Just a random sign indicating the workshop inside. These were everywhere.

One thing I have to say is that despite all the forewarnings about sore feet, that was definitely not an issue for me. Course I didn't spent a whole lot of time standing in line and I had fairly comfortable shoes on - not the most comfortable ones I own, but definitely not my spiky heels or anything. Another thing I have to remark on is the incredible amount of books they give away during the conference! I had to mail a small box home to myself and, believe me, I was pretty conservative about picking up books. I'd have loved to go the whole hog, but I was concerned with when I'd find time to read them all! 

And then it was Saturday night and time for the awards banquet.
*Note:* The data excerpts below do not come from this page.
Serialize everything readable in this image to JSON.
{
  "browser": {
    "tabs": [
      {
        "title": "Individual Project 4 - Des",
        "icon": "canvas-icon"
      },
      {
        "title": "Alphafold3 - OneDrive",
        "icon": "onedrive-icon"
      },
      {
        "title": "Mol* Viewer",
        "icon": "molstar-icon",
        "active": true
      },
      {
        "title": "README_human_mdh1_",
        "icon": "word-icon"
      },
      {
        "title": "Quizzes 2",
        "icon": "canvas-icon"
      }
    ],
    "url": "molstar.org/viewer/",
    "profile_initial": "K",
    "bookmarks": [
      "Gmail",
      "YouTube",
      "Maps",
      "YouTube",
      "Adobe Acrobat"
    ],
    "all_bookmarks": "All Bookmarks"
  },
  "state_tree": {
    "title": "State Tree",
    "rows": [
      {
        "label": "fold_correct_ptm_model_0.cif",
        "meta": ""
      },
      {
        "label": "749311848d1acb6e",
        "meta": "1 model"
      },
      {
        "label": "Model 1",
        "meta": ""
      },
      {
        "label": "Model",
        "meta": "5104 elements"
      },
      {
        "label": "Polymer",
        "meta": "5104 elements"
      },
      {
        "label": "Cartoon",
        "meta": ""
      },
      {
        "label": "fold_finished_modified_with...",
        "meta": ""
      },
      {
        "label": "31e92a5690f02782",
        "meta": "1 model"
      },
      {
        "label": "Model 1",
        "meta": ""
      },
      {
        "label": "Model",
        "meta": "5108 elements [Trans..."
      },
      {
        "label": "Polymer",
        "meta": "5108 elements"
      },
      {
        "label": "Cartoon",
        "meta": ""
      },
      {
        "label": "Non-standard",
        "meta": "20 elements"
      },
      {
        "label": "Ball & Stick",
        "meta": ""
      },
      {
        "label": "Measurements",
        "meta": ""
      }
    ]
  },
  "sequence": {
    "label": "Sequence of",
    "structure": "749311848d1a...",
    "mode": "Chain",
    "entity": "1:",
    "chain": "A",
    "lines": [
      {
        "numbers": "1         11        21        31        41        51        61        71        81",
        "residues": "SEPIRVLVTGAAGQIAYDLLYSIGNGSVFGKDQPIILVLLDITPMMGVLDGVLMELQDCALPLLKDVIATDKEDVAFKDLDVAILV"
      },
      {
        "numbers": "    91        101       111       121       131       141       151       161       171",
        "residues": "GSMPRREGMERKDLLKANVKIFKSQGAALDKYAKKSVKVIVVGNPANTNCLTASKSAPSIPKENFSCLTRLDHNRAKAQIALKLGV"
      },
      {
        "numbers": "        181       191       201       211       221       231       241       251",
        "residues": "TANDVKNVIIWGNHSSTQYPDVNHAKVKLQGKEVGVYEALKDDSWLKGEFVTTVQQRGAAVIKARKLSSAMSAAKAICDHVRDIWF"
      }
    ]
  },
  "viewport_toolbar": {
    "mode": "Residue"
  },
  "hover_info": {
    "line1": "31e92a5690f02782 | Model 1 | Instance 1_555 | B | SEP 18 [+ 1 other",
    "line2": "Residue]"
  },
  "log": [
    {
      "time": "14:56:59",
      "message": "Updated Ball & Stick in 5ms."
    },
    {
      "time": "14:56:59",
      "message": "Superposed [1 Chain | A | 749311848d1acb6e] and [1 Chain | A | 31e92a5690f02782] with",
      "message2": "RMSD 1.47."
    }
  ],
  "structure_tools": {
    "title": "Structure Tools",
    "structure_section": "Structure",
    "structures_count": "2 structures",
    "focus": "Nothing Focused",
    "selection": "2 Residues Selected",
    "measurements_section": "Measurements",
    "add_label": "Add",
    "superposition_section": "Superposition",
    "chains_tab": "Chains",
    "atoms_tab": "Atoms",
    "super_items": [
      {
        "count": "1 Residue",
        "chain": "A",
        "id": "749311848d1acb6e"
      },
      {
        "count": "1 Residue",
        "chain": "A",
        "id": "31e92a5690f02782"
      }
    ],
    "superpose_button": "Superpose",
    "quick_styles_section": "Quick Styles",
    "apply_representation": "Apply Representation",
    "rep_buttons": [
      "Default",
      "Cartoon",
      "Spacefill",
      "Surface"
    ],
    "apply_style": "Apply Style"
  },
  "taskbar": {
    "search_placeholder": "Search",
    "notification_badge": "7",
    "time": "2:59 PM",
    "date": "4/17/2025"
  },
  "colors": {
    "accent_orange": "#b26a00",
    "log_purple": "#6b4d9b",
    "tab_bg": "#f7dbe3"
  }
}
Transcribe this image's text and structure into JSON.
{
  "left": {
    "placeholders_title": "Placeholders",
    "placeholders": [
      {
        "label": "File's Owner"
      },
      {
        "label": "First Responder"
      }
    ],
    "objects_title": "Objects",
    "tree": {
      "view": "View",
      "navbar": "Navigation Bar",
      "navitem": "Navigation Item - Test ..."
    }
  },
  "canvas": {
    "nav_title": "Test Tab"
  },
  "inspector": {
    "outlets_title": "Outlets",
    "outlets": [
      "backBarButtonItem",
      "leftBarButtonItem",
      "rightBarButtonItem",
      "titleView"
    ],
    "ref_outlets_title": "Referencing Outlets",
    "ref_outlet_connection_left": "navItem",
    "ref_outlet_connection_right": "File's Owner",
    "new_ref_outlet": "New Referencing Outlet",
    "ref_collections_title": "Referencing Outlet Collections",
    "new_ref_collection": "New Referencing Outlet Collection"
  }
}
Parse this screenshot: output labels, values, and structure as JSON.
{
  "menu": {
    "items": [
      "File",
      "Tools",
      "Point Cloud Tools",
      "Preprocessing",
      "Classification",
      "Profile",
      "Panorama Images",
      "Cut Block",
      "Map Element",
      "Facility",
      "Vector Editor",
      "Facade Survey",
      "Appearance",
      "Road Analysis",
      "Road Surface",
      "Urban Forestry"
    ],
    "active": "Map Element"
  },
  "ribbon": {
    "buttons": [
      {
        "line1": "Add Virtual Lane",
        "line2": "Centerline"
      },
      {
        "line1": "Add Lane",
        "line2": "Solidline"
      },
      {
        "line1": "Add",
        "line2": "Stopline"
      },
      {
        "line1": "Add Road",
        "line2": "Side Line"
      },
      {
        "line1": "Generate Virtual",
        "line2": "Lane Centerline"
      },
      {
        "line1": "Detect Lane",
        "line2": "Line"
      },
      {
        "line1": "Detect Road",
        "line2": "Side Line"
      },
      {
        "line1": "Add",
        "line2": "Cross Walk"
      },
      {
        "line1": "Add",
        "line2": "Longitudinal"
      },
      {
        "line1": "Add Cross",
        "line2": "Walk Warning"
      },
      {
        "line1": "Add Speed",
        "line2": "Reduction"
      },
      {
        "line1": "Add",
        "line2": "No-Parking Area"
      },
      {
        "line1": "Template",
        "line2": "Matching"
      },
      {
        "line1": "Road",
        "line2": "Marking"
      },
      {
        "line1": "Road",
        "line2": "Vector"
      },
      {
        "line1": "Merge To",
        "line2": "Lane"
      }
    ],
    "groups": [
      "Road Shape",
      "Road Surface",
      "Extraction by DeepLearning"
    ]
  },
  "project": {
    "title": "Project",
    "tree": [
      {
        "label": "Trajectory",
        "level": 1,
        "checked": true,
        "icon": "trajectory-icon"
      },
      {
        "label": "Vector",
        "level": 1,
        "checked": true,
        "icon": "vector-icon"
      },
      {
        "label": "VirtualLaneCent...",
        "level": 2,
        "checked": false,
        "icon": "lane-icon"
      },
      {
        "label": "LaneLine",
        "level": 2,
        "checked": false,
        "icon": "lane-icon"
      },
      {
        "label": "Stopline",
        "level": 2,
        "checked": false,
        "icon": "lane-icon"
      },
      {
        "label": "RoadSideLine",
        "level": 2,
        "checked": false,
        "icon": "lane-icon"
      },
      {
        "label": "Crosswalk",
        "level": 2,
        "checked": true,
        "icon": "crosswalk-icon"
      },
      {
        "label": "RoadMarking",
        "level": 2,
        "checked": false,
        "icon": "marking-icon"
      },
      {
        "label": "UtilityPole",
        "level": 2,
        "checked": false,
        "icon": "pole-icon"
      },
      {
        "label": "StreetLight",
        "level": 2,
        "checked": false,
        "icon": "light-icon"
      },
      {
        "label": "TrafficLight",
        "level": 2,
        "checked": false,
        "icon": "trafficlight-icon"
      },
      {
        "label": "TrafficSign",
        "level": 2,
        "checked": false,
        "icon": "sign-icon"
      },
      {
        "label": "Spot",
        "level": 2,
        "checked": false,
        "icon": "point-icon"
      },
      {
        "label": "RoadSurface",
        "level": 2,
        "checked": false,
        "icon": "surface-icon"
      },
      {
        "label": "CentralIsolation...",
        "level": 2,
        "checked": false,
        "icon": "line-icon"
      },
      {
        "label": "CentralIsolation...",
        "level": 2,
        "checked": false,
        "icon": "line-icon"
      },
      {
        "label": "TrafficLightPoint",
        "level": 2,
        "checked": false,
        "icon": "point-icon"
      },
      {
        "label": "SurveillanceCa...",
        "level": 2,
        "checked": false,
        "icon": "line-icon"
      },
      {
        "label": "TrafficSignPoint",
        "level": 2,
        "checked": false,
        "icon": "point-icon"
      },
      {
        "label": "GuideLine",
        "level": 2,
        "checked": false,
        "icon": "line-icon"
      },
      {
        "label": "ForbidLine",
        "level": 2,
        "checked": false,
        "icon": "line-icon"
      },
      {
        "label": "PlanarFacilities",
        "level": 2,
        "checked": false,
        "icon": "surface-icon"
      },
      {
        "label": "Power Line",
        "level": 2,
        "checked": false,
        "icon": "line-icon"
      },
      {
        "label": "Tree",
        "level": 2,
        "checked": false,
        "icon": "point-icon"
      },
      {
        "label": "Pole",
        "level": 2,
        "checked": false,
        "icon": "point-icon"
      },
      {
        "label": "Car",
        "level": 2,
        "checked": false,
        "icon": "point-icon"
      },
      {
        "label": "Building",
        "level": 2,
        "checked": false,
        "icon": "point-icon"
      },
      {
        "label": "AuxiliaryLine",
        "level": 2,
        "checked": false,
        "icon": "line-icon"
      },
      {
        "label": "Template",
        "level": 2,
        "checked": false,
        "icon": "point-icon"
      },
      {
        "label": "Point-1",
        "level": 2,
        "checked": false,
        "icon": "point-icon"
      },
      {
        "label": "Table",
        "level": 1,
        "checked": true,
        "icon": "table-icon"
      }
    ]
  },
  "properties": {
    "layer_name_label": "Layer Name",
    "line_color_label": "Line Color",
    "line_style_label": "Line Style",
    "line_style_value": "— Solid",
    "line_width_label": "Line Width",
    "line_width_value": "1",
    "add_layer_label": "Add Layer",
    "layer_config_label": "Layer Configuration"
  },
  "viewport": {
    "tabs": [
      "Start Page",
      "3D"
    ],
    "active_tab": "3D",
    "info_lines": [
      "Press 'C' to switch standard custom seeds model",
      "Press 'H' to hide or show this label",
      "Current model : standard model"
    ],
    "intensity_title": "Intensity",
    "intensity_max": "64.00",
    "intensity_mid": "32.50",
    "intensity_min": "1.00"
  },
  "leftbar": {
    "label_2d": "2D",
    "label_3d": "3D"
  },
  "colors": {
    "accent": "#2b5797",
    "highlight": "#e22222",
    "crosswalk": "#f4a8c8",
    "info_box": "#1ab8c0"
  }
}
I sat with the lovely ladies from the Chick Lit chapter of RWA and we had a great time before the awards began. About the awards... in a word... wow. Oh my goodness. If you took all the excitement and energy of the previous few days and multiplied it by ten, then you'll get some idea of the atmosphere that night. Each and every one of the Golden Heart and RITA winners was overwhelmed with her win, and the speeches were so touching, I felt myself almost starting to tear up a few times. The incredibly talented Joanna Bourne - if you recall, one of the authors from Absolute Write that I'd met up with earlier - took home a RITA for Best Historical novel. Cool, huh? Naturally I indulged in a few fantasies that night. Is it possible that someday I might be up on stage getting an award? You never know... 

Haha, when I started this blog, I'd planned on quickly summarizing what happened at the conference. Fat chance! But to wrap this up, I'll just say:

Amazing energy, inspiration, encouragement, support, sisterhood and camaraderie, seeing/meeting my idols, learning that dreams can come true.